METHOD FOR DETECTING ROAD CONDITIONS AND ELECTRONIC DEVICE - A simplified explanation of the abstract

This abstract first appeared for US patent application 17846232 titled 'METHOD FOR DETECTING ROAD CONDITIONS AND ELECTRONIC DEVICE

Simplified Explanation

- The patent application describes a method for detecting road conditions using an electronic device. - The device captures images of the scene in front of a vehicle and inputs them into a trained semantic segmentation model. - The device uses a backbone network for feature extraction and obtains multiple feature maps. - These feature maps are then processed by a first segmentation network and a second segmentation network within the head network. - The first segmentation network outputs a recognition result, while the second segmentation network outputs another recognition result. - The device then determines whether it is safe for the vehicle to continue driving based on these recognition results.

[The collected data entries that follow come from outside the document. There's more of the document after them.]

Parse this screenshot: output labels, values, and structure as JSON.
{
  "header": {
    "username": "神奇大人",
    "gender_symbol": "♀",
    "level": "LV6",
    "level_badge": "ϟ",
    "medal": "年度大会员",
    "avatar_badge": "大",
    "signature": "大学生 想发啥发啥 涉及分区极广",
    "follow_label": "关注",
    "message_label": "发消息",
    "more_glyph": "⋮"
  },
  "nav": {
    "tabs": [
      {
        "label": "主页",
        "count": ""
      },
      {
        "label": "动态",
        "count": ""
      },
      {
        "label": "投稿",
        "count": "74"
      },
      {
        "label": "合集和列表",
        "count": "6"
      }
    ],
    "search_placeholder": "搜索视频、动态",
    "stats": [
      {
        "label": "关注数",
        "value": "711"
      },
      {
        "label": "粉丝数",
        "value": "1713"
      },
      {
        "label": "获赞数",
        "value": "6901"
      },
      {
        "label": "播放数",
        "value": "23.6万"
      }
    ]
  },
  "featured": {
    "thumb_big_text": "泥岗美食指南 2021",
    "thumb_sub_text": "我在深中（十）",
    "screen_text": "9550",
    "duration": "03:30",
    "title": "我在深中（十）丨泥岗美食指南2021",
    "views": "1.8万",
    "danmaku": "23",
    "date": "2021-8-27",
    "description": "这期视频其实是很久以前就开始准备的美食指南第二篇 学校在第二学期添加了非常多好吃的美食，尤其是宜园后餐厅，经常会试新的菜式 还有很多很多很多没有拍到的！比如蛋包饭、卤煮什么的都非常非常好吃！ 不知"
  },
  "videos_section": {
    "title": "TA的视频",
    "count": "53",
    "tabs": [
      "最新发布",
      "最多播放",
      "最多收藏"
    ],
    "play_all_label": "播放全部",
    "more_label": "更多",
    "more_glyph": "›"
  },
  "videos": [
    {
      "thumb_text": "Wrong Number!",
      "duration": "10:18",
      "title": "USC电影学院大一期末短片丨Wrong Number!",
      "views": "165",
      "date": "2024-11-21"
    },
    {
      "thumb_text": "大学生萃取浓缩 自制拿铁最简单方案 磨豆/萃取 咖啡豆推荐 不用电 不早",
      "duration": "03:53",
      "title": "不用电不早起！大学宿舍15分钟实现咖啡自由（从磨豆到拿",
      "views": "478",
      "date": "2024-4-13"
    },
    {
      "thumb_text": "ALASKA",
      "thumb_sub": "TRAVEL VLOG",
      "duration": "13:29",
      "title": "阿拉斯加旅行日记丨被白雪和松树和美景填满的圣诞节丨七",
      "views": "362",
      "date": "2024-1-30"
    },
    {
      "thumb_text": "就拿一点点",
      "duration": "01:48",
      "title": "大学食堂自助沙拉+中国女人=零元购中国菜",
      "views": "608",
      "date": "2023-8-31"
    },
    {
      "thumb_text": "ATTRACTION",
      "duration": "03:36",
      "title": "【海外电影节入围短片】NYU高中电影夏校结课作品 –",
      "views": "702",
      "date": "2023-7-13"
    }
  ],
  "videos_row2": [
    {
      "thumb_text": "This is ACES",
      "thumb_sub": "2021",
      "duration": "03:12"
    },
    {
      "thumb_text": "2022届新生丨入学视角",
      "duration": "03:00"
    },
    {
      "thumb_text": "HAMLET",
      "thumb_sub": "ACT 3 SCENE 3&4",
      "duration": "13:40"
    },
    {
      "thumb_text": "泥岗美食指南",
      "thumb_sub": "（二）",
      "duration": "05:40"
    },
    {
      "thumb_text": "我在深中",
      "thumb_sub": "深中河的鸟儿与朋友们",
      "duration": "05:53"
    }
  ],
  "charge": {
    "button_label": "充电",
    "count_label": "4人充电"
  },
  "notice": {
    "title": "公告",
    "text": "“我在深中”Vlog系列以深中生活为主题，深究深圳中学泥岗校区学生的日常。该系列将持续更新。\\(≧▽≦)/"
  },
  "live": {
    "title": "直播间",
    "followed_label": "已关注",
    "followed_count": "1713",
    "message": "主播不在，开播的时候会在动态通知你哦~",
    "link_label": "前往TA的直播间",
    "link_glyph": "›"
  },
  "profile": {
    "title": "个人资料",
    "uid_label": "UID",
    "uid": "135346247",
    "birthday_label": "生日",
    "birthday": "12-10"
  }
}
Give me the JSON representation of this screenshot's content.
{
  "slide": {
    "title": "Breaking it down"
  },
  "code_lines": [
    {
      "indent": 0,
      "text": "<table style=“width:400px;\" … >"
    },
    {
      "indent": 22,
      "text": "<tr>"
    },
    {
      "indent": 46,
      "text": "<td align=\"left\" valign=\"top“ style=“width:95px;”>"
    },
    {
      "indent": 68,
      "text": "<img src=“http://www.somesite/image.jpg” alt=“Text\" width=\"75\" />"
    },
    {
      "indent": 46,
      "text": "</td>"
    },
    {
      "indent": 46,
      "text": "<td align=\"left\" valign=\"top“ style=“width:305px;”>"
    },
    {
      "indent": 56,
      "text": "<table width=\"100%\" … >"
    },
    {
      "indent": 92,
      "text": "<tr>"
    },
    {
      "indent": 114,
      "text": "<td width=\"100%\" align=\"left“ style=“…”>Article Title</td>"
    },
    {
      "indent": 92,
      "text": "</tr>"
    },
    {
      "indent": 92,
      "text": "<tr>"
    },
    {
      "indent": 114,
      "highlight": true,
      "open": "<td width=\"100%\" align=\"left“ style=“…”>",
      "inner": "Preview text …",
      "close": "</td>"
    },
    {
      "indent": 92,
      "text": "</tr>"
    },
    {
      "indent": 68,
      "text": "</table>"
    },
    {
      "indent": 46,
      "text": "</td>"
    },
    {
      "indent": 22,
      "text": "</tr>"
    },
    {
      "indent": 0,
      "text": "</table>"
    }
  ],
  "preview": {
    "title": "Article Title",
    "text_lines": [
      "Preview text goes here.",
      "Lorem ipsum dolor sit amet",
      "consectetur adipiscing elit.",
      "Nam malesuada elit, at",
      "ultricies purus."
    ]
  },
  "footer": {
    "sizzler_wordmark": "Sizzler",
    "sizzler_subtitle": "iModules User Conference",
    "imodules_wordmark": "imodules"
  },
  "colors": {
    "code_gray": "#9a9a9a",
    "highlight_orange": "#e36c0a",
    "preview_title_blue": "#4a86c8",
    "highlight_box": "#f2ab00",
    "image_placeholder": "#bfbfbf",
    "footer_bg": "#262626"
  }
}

Original Abstract Submitted

A method for detecting road conditions applied in an electronic device obtains images of a scene in front of a vehicle, and inputs the images into a trained semantic segmentation model. The electronic device inputs the images into a backbone network for feature extraction and obtains a plurality of feature maps, inputs the feature maps into the head network, processes the feature maps by a first segmentation network of the head network, and outputs a first recognition result. The electronic device further processes the feature maps by a second segmentation network of the head network, and outputs a second recognition result, and determines whether the vehicle can continue to drive on safely according to the first recognition result and the second recognition result.